Dat de rapporten van [naam3] en [naam5] niet zijn voorzien van foto’s of beeldmateriaal maakt het voorgaande niet anders. Niet alleen heeft Roelofs op 5 oktober 2016 verstek laten gaan, toen [naam5] het perceel voor de tweede keer inspecteerde en er graafwerkzaamheden zijn verricht om vast te stellen dat de drainagebuizen waren stukgetrokken, maar zij heeft ook nagelaten zelf onderzoek te (laten) doen. Roelofs kan hier dan ook niet volstaan met de enkele ontkenning dat het uiengewas (geheel) verloren is gegaan. Dit geldt temeer nu zij zelf heeft aangevoerd dat er in 2016 door de hevige regenval veel percelen uien te maken hebben gehad met wateroverlast en er sprake was van slechte uienoogsten. Grief 6 in het incidenteel hoger beroep faalt daarmee.
4.16
Aan het feit dat schade aan het gewas is geleden, doet bovendien niet af of Ten Cate al dan niet al een koper had voor de uien en of deze koper van de koop mocht afzien. Uiteindelijk had zij de uien ook aan een andere koper kunnen verkopen voor een destijds geldende marktprijs. De schadeberekeningen in het rapport van [naam5] en [naam7] (productie 10 bij de akte uitlating na tussenvonnis van 5 december 2018) zijn ook niet gebaseerd op de overeenkomst met Lefru, maar op een volgens de deskundigen reële opbrengstbepaling en een prijs in overeenstemming met destijds geldende waarde.
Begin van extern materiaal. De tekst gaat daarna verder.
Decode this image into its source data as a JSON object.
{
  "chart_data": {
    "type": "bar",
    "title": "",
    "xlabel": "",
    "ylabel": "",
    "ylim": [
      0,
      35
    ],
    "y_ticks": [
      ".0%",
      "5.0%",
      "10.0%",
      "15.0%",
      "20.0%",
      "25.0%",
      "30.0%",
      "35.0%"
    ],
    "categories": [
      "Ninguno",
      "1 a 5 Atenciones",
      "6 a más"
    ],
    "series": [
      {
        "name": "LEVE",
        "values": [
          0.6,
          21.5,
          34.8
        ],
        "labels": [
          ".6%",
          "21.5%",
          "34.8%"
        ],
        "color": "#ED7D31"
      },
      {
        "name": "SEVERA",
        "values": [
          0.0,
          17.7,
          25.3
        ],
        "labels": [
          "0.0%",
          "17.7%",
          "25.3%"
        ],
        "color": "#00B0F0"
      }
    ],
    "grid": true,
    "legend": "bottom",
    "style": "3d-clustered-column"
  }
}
De grieven 7 en 10 in het incidenteel hoger beroep die Roelofs heeft gericht tegen het bestaan en de totstandkoming van de koopovereenkomst die Ten Cate had met Lefru kunnen dan ook niet tot een ander oordeel leiden en behoeven geen nadere bespreking.
- causaal verband
4.17
Met grief 9 in het incidenteel appel handhaaft Roelofs haar standpunt dat Ten Cate onvoldoende heeft onderbouwd dat de schade is ontstaan door het stuktrekken van de drainagebuizen bij de werkzaamheden en het niet herstellen daarvan. Volgens Roelofs heeft Ten Cate onvoldoende aannemelijk gemaakt dat de drainagebuizen een gemiddelde afvoercapaciteit hadden, wanneer de drainage precies is aangelegd, wat voor type drainage is aangelegd en of het correct en zorgvuldig is aangelegd en of de aanwezige drainage de regenval van de zomer van 2016 zou hebben aangekund. Indien de aanwezige drainagebuizen deze regenval niet zouden hebben aangekund, omdat de afvoercapaciteit hiervoor onvoldoende was, zou de schade ook zijn ontstaan indien de drainagebuizen niet waren stukgetrokken door Roelofs.
4.18
Het hof sluit zich ook hier aan bij het oordeel van de rechtbank dat Ten Cate c.s. voldoende hebben aangetoond dat omstreeks 2012 normaal functionerende drainagebuizen in het perceel zijn aangebracht en dat deze buizen de regenval in de zomer van 2016 moeten hebben aangekund en maakt dit oordeel tot het zijne. Uit de verklaring van [naam8] volgt dat de drainagebuizen die volgens hem in september 2012 zijn aangelegd, voldoen aan het vermogen van 40 mm per 24 uur. Volgens de “maandsommen neerslag” van het KNMI, die door Ten Cate c.s. zijn overgelegd (productie 8 bij de akte uitlating na tussenvonnis van 5 december 2018) is er in juni 2016 in de buurt van Dronten 139 mm neerslag gevallen, in juli 2016 136 mm en in augustus 91 mm. Afgezet tegen deze maandgemiddeldes zou de drainage de regenval in de zomer van 2016 hebben aangekund. Dat het drainagesysteem niet goed zou zijn aangelegd of niet goed zou zijn onderhouden, is niet gebleken en dit valt ook niet meer vast te stellen door toedoen van Roelofs. In die situatie is het aan Roelofs om haar betwisting van de stelling dat de drainage de regenval aankon, nader te motiveren en concretiseren. Dit heeft Roelofs ook in hoger beroep niet gedaan.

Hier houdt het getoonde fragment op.